Before conference: Bavaria: Maximum powers in the fight against child abuse

Before conference
Bavaria: Maximum powers in the fight against child abuse

A chief inspector sits in front of an evaluation computer during investigations into child pornography and sexual abuse. photo

© Arne Dedert/dpa

On Tuesday, the interior and justice ministers will meet in Munich for a conference. Right at the top of the agenda are the consequences of the most recent EU judgment for the protection of children here.

Before the conference of interior and justice ministers, Bavaria calls on the federal government to make maximum use of the legal leeway in the fight against child abuse and child pornography.

Federal Minister of Justice Marco Buschmann (FDP) is “careless when he slows down our investigators in fighting these serious crimes,” said Bavaria’s Minister of Justice Georg Eisenreich (CSU) of the German Press Agency in Munich.

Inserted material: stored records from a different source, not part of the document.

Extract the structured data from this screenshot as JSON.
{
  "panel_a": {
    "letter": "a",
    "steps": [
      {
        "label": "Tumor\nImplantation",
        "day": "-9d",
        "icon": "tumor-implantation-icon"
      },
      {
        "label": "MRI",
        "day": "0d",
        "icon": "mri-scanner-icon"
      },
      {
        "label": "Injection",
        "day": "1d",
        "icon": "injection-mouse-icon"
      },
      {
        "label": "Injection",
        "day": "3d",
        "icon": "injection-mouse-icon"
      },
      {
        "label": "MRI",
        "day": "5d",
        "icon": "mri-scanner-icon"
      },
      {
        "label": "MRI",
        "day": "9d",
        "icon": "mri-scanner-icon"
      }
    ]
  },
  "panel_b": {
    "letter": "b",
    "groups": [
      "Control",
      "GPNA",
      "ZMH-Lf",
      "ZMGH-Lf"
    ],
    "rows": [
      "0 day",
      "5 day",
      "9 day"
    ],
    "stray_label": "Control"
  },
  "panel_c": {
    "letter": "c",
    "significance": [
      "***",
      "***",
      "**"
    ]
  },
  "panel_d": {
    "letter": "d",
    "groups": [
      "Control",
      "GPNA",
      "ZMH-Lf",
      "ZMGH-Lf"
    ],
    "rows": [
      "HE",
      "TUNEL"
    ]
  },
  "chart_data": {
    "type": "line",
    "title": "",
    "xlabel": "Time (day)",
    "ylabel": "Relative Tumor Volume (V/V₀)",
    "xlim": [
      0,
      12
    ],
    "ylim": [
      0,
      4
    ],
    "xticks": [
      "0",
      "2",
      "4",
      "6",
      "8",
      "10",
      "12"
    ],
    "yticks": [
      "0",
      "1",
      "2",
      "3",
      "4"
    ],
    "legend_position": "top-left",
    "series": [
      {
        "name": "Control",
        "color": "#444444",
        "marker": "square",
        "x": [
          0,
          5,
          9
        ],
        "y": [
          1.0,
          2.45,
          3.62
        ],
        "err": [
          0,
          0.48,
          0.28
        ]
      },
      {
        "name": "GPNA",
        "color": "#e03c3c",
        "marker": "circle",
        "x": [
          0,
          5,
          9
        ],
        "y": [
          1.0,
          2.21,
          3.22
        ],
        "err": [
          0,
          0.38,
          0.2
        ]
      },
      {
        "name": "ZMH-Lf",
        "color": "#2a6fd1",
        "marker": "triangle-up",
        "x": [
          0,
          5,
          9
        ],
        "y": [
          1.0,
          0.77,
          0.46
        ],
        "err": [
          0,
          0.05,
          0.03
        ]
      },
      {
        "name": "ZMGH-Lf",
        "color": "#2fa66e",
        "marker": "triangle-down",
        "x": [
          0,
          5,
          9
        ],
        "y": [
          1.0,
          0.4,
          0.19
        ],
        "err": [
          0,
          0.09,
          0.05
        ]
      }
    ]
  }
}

The European Court of Justice had set narrow limits on the storage of telecommunications data to investigate criminal offenses in Germany. It ruled on Tuesday that the currently suspended regulation in Germany is incompatible with EU law. However, the court explained that it would be possible to retain IP addresses in order to combat serious crime.

requirements

Eisenreich – currently chairman of the conference of justice ministers – asked Buschmann to “use the leeway granted by the European Court of Justice – in particular for the storage of IP addresses”. Every case of child abuse that cannot be cleared up and stopped is one too many.

Bavaria’s Interior Minister Joachim Herrmann (CSU) also emphasized that the obligation for service providers to store IP addresses for successful investigations is “an important aspect”: “The European Court of Justice has again expressly approved this to combat serious crime,” said the chairman of the conference of interior ministers the dpa. “It would be an absurdity and a mockery for the victims if we in Germany didn’t use this option due to misunderstood data protection.”

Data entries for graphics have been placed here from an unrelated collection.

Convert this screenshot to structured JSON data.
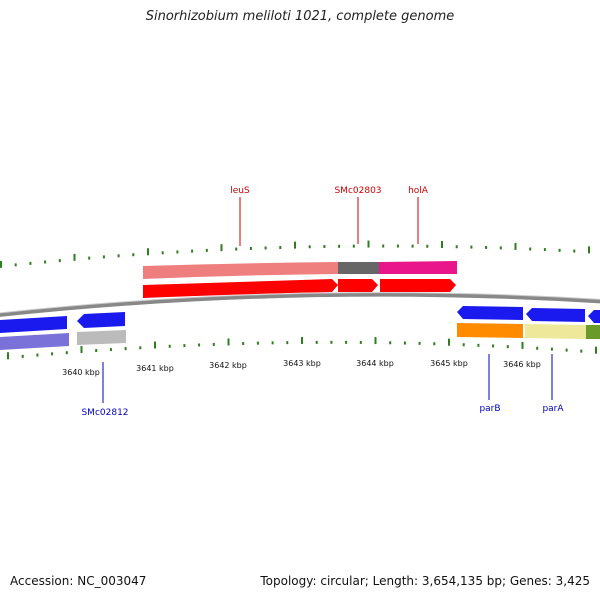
{
  "title": "Sinorhizobium meliloti 1021, complete genome",
  "footer": {
    "accession": "Accession: NC_003047",
    "summary": "Topology: circular; Length: 3,654,135 bp; Genes: 3,425"
  },
  "colors": {
    "backbone": "#888888",
    "tick": "#2e7d1e",
    "top_label": "#cc0000",
    "bottom_label": "#0000bb"
  },
  "kbp_labels": [
    "3640 kbp",
    "3641 kbp",
    "3642 kbp",
    "3643 kbp",
    "3644 kbp",
    "3645 kbp",
    "3646 kbp"
  ],
  "gene_labels": {
    "leuS": "leuS",
    "smc02803": "SMc02803",
    "hola": "holA",
    "smc02812": "SMc02812",
    "parb": "parB",
    "para": "parA"
  }
}
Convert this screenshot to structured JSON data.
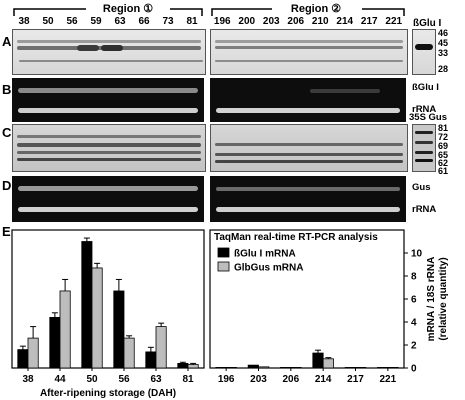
{
  "figure": {
    "regions": [
      "Region ①",
      "Region ②"
    ],
    "lanes_region1": [
      "38",
      "50",
      "56",
      "59",
      "63",
      "66",
      "73",
      "81"
    ],
    "lanes_region2": [
      "196",
      "200",
      "203",
      "206",
      "210",
      "214",
      "217",
      "221"
    ],
    "panel_letters": [
      "A",
      "B",
      "C",
      "D",
      "E"
    ],
    "antibody_label": "ßGlu I",
    "mw_markers_A": [
      "46",
      "45",
      "33",
      "28"
    ],
    "mw_markers_C": [
      "81",
      "72",
      "69",
      "65",
      "62",
      "61"
    ],
    "row_labels": {
      "B_top": "ßGlu I",
      "B_bottom": "rRNA",
      "C_top": "35S Gus",
      "D_top": "Gus",
      "D_bottom": "rRNA"
    },
    "colors": {
      "dark_series": "#000000",
      "light_series": "#bdbdbd"
    }
  },
  "chart_data": {
    "type": "bar",
    "title": "TaqMan real-time RT-PCR analysis",
    "xlabel": "After-ripening storage (DAH)",
    "ylabel": "mRNA / 18S rRNA (relative quantity)",
    "ylabel_lines": [
      "mRNA / 18S rRNA",
      "(relative quantity)"
    ],
    "ylim": [
      0,
      12
    ],
    "yticks": [
      "0",
      "2",
      "4",
      "6",
      "8",
      "10"
    ],
    "categories": [
      "38",
      "44",
      "50",
      "56",
      "63",
      "81",
      "196",
      "203",
      "206",
      "214",
      "217",
      "221"
    ],
    "series": [
      {
        "name": "ßGlu I mRNA",
        "values": [
          1.6,
          4.4,
          11.0,
          6.7,
          1.4,
          0.4,
          0.05,
          0.25,
          0.05,
          1.3,
          0.05,
          0.05
        ],
        "errors": [
          0.3,
          0.4,
          0.3,
          1.0,
          0.4,
          0.1,
          0.05,
          0.05,
          0.05,
          0.25,
          0.05,
          0.05
        ]
      },
      {
        "name": "GlbGus mRNA",
        "values": [
          2.6,
          6.7,
          8.7,
          2.6,
          3.6,
          0.3,
          0.05,
          0.1,
          0.05,
          0.8,
          0.05,
          0.05
        ],
        "errors": [
          1.0,
          1.0,
          0.4,
          0.2,
          0.3,
          0.1,
          0.05,
          0.05,
          0.05,
          0.1,
          0.05,
          0.05
        ]
      }
    ],
    "legend_placement": "top-right",
    "grid": false
  }
}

Buschmann described the decision as historic and spoke of a “good day for civil rights”. He also announced that he wanted to “quickly and finally remove data retention without cause from the law”. Whether the entire traffic light government is in agreement on this remains to be seen. SPD Interior Minister Nancy Faeser was recently open to greater powers for the security authorities.

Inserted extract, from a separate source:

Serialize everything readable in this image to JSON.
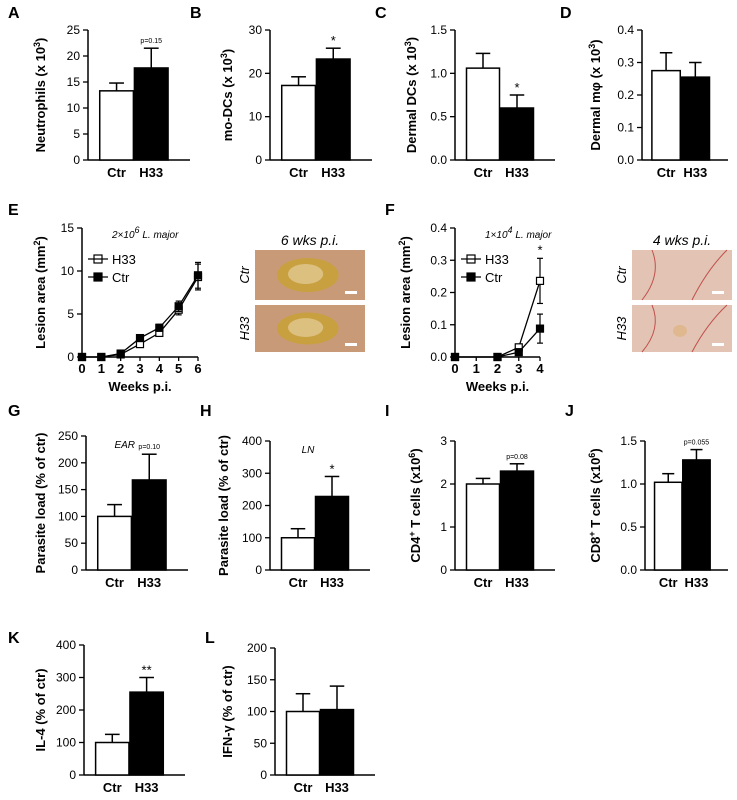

This is exactly where the state ministers want to start at their joint conference in Munich on Tuesday, as Eisenreich and Herrmann emphasized. “We have to fight child abuse and child pornography even more. That is our central issue,” said Herrmann. The Bavarian ministers also criticized the “quick freeze” procedure favored by Buschmann: “Presenting the quick freeze procedure as a real alternative to storing IP addresses is either deliberate window dressing or ignorance. Any data that is not available is irrelevant don’t make sure either.” In the case of suspicion, certain data should only be backed up on a judicial order.